RAGatouille
RAGatouille copied to clipboard
Inconsistent search results length for high top-k values
Hi, I'm getting an issue similar to #130. The number of returned top-k isn't always as specified (i.e. k=500, len(res) = 4xx, 3xx), this is more the case for the fine-tuned version of colbert-v2.
Tho it's uncommon to have such a high top-k, this is helpful for me when benchmarking and making the function more predictable when used.
- The dataset has 800 docs.
- Model: fine-tuned colbert-ir/colbertv2.0.
Code:
from ragatouille import RAGPretrainedModel
# Indexing
RAG = RAGPretrainedModel.from_pretrained("/path/to/finetuned_model")

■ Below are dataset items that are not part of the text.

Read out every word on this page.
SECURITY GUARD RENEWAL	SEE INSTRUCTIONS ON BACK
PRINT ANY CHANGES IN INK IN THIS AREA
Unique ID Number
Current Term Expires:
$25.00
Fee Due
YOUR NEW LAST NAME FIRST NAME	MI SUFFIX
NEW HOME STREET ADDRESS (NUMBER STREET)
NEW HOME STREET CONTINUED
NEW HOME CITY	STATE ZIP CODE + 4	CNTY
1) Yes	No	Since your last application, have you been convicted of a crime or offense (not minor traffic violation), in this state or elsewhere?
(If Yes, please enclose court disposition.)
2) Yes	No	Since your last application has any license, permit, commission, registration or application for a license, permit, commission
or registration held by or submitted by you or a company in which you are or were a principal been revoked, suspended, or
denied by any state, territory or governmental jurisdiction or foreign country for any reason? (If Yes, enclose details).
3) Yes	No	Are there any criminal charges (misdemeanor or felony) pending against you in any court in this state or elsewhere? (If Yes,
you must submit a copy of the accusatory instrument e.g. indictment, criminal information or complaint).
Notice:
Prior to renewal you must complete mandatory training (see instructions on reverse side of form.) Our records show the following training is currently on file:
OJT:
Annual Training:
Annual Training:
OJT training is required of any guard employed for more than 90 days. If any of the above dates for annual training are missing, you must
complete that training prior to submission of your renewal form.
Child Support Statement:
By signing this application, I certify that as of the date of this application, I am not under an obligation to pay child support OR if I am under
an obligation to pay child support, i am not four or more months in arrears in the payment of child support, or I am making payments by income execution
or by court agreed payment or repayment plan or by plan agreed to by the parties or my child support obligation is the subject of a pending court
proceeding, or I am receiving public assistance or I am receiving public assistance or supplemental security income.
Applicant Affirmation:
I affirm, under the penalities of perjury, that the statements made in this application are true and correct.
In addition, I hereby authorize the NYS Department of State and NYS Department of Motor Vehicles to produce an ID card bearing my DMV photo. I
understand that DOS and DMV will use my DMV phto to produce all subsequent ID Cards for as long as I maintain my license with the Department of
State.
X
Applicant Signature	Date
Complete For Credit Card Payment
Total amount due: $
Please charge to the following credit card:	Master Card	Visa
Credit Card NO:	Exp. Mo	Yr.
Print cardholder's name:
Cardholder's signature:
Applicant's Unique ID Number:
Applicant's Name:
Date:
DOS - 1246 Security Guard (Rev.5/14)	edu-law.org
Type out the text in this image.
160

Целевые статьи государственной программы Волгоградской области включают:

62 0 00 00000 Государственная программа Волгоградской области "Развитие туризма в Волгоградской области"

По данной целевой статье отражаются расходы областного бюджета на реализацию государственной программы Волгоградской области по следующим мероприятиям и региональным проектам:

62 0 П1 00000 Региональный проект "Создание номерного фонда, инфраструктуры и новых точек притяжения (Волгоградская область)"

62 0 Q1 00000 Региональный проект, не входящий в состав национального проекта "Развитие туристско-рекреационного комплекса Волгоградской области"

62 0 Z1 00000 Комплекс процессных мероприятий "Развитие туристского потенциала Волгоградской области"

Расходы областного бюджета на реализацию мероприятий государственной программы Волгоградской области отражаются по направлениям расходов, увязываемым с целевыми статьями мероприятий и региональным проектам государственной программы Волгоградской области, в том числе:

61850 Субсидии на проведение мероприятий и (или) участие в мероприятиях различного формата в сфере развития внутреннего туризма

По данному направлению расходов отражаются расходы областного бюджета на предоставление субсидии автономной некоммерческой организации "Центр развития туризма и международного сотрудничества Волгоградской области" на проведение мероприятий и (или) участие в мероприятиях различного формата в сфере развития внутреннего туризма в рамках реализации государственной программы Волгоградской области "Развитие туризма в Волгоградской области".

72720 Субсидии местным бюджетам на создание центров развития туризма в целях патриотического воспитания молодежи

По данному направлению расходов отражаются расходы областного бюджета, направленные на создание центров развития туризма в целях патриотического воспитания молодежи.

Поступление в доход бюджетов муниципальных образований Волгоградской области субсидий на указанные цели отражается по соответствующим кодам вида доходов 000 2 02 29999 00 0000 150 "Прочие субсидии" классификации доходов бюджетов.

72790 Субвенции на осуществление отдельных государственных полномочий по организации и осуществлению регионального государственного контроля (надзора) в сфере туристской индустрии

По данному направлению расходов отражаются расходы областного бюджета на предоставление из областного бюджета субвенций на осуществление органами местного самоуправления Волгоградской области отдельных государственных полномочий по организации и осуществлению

index_path = RAG.index(index_name="my_index", collection=docs, document_ids=doc_ids)
# Retrieving
RAG = RAGPretrainedModel.from_index('.ragatouille/colbert/indexes/finetuned_index')
results = RAG.search(query, k=500)
print(len(results))
# -> 500, 491, 413, 3xx, ....
Thanks for the help!
Hey! This isn't a full solution to your problem (which is basically due to how the optimised retrieval engine works, and the defaults/dynamic hyper parameters not being very strong for small collections), but I think for just ~800 documents for benchmarking purposes you could alleviate this issue is by using in-memory encoding rather than indexing. (until I build a proper nice HNSW-style index, I'm also planning on letting users create an "index" by persisting their in-memory encoding, which will work really well for relatively low number of documents!)
E.g. in your situation, replace
RAG = RAGPretrainedModel.from_pretrained("/path/to/finetuned_model")
index_path = RAG.index(index_name="my_index", collection=docs, document_ids=doc_ids)
# Retrieving
RAG = RAGPretrainedModel.from_index('.ragatouille/colbert/indexes/finetuned_index')
results = RAG.search(query, k=500)
with
RAG = RAGPretrainedModel.from_pretrained("/path/to/finetuned_model")
RAG.encode(docs)
results = RAG.search_encoded_docs(query, k=500)
This will actively search through every single document rather than PLAID-style approximation, which for small datasets + high k values will always guarantee that you get the number of results you want, and the computational overhead is minimal at your data scale (on my machine, it takes ~45ms to query the index, and ~55 to query in-memory encoded docs)
Thanks, that works well! Small detail but I think it'd be nice to add document_ids
to RAG.encode
similar to how it's done with RAG.index
so that both can have the same result format.
Hey, this will come along with https://github.com/bclavie/RAGatouille/pull/137 (as well as making full-vectors indexing the default index for small collections)!
Hey, this will come along with #137 (as well as making full-vectors indexing the default index for small collections)!
hi, i meet the same problem, could it support document_ids
for RAG.encode
now?